Travel plans to resort towns including Playa del Carmen, Tulum and Cancún should be reconsidered as a category 4 hurricane strike early Wednesday morning appears imminent. A hurricane of this magnitude is capable of shutting down airports for days on end, eliminating cell phone service, and leaving areas without power and water for weeks or months.

As Delta intensifies to category 4 status today, it will become the strongest Greek-named storm on record, besting Hurricane Beta in 2005 with 115 mile-per-hour winds (Klotzbach, CSU).

Simulated forecast satellite image of Hurricane Delta early Wednesday morning, directly over Cancún (HWRF Model/Tropical Tidbits)
Forecast wind speed and pressure early Wednesday morning (HWRF Model/Tropical Tidbits)

Though interactions with land over the Yucatan Peninsula will briefly weaken Delta, the storm will then reemerge into a favorable environment in the Gulf of Mexico late Wednesday and Thursday as it moves west-northwestward.

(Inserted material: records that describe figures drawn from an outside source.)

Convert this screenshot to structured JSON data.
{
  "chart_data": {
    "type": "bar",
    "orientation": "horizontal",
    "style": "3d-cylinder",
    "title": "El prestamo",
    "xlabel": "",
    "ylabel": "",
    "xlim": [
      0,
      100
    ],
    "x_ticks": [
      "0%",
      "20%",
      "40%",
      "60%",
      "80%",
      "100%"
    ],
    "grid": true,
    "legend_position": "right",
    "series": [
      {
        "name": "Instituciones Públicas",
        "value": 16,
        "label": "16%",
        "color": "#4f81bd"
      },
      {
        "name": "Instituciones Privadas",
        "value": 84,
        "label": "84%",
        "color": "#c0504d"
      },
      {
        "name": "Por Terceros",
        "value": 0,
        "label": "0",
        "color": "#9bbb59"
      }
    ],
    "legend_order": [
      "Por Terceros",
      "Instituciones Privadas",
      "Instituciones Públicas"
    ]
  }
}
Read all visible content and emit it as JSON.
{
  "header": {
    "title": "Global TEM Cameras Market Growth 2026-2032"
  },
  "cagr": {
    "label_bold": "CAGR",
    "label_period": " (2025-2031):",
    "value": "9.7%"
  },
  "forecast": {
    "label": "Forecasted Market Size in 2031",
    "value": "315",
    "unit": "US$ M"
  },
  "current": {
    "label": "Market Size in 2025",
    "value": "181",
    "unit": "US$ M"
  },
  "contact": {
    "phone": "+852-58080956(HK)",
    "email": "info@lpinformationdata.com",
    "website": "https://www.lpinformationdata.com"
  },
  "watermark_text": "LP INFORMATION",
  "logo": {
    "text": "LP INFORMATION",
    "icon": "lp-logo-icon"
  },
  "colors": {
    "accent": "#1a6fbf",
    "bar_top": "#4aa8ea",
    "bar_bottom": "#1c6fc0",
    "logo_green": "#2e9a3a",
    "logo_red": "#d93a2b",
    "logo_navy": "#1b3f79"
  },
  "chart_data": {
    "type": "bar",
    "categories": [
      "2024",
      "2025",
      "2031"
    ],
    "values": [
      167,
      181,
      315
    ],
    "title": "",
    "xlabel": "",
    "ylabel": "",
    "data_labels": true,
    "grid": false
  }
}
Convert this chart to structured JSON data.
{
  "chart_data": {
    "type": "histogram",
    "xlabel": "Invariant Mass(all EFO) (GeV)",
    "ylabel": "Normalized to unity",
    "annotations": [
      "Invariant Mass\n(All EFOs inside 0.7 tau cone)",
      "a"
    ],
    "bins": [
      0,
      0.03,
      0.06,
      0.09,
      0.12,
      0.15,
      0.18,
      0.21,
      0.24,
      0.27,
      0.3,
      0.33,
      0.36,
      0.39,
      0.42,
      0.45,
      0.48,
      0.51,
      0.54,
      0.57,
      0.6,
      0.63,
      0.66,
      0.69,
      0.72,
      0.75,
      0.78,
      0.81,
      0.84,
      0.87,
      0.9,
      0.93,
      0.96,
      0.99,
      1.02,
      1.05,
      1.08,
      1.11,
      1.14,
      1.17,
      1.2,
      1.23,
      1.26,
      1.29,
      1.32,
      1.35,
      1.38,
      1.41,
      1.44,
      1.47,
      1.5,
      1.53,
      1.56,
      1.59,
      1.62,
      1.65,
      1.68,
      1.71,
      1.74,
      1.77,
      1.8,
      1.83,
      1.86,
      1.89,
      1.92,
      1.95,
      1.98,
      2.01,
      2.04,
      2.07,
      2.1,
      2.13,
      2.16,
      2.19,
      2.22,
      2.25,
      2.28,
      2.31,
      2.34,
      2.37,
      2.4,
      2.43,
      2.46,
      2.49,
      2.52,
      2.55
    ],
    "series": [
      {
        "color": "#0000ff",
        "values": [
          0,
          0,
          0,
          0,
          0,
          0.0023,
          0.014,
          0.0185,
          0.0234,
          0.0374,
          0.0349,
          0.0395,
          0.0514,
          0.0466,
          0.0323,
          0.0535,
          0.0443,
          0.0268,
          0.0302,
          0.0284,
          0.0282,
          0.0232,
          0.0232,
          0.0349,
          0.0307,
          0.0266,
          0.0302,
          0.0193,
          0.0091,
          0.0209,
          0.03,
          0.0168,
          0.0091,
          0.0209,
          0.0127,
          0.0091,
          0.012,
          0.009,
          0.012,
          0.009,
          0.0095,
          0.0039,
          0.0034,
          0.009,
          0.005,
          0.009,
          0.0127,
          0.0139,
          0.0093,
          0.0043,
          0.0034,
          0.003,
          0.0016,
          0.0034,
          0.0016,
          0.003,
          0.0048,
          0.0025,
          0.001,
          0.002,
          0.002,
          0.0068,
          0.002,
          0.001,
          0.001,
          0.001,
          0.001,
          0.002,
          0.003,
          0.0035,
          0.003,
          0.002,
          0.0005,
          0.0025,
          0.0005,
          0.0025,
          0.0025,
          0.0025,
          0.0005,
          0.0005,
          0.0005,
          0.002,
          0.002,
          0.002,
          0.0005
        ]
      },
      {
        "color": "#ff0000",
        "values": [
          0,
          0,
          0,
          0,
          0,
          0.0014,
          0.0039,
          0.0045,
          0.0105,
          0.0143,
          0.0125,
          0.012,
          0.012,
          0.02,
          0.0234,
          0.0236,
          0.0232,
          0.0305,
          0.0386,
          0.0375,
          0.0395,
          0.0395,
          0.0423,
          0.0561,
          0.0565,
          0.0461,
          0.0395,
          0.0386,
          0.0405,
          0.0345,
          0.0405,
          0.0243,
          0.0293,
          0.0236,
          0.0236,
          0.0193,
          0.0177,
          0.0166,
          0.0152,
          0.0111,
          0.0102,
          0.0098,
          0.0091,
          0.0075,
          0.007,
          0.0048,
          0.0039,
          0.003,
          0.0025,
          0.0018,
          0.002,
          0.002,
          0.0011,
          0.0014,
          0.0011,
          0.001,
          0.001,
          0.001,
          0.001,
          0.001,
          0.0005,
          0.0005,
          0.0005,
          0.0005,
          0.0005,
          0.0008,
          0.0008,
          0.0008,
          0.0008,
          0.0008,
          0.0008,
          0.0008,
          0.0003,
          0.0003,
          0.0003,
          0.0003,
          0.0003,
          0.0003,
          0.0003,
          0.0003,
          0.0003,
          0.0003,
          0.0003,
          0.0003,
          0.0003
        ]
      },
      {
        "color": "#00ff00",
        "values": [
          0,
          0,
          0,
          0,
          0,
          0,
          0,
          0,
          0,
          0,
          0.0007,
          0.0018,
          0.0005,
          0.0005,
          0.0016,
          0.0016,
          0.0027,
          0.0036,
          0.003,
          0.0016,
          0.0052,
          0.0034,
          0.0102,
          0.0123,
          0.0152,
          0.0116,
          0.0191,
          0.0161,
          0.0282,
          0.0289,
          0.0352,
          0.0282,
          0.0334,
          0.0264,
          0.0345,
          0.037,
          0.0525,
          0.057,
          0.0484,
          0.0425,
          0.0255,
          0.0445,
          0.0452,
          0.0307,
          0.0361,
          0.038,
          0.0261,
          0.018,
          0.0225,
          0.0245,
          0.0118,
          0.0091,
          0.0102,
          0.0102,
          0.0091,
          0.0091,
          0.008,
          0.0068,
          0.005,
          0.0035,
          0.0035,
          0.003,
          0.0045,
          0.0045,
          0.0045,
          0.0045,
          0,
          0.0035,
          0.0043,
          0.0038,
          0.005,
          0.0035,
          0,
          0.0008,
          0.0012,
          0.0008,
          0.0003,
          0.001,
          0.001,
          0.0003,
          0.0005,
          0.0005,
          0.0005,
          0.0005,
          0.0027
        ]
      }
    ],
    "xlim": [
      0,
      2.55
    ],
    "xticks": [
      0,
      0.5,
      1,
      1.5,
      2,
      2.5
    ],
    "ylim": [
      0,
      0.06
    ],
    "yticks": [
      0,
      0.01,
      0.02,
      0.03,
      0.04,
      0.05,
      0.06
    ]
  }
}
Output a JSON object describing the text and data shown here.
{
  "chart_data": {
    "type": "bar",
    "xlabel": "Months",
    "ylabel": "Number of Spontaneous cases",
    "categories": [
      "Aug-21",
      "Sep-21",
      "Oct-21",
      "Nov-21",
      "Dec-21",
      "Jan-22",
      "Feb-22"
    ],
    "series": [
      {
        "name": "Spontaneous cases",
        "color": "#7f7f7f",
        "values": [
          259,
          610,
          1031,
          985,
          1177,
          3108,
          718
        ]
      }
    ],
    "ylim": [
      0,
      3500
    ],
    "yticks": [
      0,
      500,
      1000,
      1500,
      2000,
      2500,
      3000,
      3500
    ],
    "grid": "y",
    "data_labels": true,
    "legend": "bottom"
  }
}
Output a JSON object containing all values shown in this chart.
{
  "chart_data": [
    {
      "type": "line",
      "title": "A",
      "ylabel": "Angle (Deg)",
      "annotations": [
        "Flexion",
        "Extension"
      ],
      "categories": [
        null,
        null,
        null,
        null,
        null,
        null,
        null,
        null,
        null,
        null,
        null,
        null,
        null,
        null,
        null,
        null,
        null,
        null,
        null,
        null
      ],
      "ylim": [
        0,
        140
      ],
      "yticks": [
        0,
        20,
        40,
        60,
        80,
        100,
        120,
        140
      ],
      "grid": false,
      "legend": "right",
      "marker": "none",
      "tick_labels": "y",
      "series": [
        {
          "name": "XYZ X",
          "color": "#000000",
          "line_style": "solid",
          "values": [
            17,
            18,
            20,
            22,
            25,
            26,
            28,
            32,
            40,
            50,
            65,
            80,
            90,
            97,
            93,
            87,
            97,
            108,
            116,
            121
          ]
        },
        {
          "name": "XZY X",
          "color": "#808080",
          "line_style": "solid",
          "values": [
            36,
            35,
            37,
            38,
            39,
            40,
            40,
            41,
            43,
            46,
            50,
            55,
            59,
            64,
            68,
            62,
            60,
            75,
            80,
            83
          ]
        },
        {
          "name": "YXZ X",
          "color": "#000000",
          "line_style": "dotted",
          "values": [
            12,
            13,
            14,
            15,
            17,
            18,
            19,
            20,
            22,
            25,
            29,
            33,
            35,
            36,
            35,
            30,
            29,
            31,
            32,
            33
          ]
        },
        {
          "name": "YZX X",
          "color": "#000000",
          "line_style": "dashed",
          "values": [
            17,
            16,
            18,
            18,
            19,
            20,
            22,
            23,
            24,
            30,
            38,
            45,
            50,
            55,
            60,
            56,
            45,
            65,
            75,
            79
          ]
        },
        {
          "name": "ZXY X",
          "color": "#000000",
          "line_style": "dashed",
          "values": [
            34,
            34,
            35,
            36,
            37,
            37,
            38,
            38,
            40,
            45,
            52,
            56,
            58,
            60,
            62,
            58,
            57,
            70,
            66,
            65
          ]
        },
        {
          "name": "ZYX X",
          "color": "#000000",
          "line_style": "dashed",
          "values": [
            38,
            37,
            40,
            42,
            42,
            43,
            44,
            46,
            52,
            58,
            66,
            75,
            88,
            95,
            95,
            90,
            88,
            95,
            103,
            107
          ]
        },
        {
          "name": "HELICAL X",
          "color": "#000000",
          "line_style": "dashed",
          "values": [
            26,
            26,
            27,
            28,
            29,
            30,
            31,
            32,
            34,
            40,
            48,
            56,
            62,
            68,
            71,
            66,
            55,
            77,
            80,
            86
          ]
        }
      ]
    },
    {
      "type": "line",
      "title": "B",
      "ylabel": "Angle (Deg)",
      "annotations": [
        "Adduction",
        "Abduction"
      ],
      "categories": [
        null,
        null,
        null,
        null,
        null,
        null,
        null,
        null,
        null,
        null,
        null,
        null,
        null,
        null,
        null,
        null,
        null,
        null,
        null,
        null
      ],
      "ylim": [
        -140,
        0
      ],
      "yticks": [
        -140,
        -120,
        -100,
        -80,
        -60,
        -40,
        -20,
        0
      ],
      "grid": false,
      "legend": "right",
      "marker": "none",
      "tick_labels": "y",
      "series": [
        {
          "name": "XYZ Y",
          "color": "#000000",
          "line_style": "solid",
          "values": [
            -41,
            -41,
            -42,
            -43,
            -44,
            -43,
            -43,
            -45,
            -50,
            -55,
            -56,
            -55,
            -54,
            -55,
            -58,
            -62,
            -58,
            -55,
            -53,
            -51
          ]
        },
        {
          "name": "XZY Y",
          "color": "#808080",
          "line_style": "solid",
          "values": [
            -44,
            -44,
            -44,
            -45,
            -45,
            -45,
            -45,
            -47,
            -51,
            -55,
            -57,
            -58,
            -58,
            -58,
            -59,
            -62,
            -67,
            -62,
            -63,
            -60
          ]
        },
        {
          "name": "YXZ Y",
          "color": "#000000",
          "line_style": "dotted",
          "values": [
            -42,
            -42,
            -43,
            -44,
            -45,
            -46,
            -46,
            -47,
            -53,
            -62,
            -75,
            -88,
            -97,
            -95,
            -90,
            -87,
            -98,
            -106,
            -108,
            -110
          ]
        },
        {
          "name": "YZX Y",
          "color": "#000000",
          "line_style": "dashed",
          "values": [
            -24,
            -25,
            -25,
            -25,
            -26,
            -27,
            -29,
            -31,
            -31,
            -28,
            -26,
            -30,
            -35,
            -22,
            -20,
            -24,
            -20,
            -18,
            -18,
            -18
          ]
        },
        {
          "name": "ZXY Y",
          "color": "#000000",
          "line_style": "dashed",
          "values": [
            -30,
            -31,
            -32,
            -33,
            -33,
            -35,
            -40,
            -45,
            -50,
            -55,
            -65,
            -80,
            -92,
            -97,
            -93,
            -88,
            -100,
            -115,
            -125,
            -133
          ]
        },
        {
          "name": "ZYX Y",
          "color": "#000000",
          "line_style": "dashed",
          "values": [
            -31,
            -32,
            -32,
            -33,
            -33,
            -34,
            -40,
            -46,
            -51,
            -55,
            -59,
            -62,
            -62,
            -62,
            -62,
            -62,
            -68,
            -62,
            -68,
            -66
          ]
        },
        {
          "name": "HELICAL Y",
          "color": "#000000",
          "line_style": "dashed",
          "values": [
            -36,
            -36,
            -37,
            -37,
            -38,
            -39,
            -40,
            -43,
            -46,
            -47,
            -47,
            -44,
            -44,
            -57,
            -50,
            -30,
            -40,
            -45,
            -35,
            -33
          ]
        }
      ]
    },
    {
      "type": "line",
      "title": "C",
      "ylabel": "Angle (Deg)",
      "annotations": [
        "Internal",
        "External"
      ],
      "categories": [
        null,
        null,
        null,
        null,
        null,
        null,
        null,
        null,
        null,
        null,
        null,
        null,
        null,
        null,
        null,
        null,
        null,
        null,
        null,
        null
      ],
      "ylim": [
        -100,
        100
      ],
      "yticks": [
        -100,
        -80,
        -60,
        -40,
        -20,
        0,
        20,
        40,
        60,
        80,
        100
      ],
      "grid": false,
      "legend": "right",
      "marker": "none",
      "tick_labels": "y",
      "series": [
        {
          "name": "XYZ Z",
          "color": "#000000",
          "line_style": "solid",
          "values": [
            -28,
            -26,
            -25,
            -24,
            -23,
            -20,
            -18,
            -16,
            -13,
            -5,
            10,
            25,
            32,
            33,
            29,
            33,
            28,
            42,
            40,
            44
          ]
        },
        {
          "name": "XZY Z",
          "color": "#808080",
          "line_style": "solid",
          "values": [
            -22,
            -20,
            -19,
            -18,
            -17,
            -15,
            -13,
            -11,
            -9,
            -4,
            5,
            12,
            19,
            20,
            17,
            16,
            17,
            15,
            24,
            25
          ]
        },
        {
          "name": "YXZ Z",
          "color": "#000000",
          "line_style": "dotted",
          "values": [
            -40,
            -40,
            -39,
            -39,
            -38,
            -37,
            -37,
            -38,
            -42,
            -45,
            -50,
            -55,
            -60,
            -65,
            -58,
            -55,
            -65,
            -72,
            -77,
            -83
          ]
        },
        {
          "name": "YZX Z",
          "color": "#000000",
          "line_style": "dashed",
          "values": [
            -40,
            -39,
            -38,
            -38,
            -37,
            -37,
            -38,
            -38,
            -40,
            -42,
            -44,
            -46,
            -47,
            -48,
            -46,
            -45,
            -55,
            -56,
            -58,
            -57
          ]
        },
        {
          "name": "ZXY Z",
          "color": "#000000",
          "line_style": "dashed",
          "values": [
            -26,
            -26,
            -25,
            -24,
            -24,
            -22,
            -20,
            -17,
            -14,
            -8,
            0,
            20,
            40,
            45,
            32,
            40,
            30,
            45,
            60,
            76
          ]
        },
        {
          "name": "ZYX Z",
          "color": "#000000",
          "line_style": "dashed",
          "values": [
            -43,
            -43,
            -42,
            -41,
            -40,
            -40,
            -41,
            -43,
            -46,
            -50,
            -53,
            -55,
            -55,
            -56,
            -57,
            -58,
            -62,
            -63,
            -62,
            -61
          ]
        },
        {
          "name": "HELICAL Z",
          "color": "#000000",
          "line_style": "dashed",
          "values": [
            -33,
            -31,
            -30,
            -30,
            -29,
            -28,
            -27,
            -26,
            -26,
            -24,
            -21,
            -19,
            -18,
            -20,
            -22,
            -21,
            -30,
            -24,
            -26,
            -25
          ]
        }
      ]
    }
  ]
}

It may regain category 4 strength at that time with winds returning to 130+ miles per hour.

Simulated forecast satellite image of Hurricane Delta on Thursday over the Gulf (HWRF Model/Tropical Tidbits)

A bit of good news, however, for hurricane-weary Louisiana and other sections of the coast threatened by Delta: we do expect the storm to weaken prior to landfall.

As Delta approaches the Gulf Coast, it will begin to encounter higher vertical wind shear, attempting to tear the storm apart. Also, after multiple early-season cold fronts and cold upwelling from previous tropical storms, it will encounter cooler than normal sea surface temperatures in the 24 hours prior to landfall.

This less-conducive environment is expected to take a toll on the storm, though it may still make landfall on the northern Gulf Coast Friday or Saturday as a significant category 2 or 3 storm.

Official National Hurricane Center forecast track for Hurricane Delta. Sea surface temperatures also shown, with blue = cooler than normal waters.
Simulated forecast satellite of Hurricane Delta approaching landfall on Friday (HWRF Model/Tropical Tidbits)

With Hurricane Delta’s landfall somewhere in the U.S. now a near-certainty, this would be the 10th landfalling tropical storm or hurricane of the season thus far. The U.S. has never before seen 10 landfalling tropical storms/hurricanes in one season (previous record was 9 landfalls in the year 1916).